We’re at a point with machine intelligence where they have this taste gap. They’re pretty competent at wielding a broad range of skills, but don’t always know how to apply them.

A beginner who has no skills in coding has suddenly been granted a lever that has brings those skills to bear for them. You can vibe code your way to a working prototype by describing what you want and being patient enough to keep trying. This is a very big deal and opens a lot of doors that did not exist. But it’s also not (yet!) a path to scalable and sustainable software.

Meanwhile a senior engineer with a well-tuned sense of system design can 3, 4, 5x their productivity by applying the skills of the LLM at a much faster pace than they can apply their own. They have the taste and judgement to direct the energy of the system in a way that the LLM alone cannot, and have been granted the lever of a system that types at 500 words per minute and is parallelizable to boot.

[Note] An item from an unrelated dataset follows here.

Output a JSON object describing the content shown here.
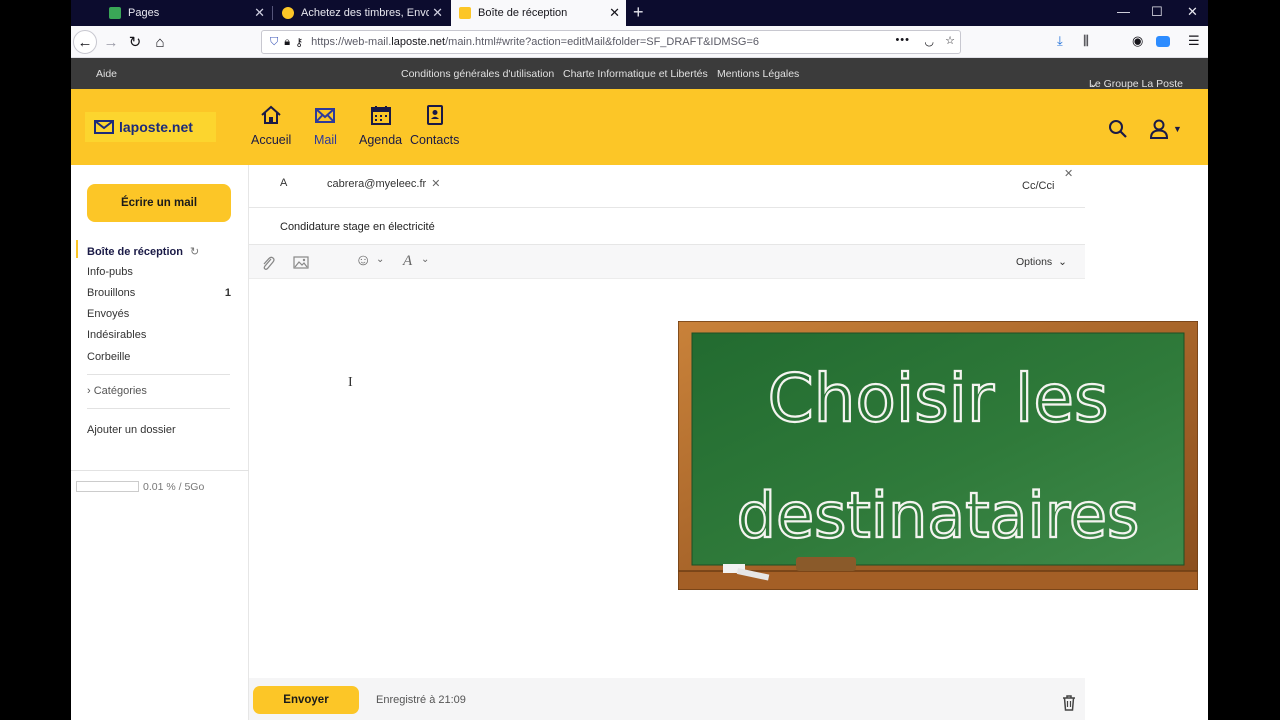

And then there are the poor journeymen. They have developed a set of skills that are largely on par with the models, but have an underdeveloped sense of taste that is also on par with the models. Now they have leverage to go in bad directions 400wpm faster than they would have before, often closing off the learning loop that would help them develop their intuition.

The Fix

In verifiable domains like coding the systems can and will learn enough to improve their intuitions. And large models can already be good at system design when used appropriately, which is just a new skill that many haven’t yet spent the time to master.

But what about areas that aren’t verifiable, at least not in a RL training environment? Can a model “just get it” with the right parameters? Does it need continuous training to be able to hone intuition? Or is the taste already there, hiding out in latent space, just waiting to be discovered?

Some people will make a fortune answering that.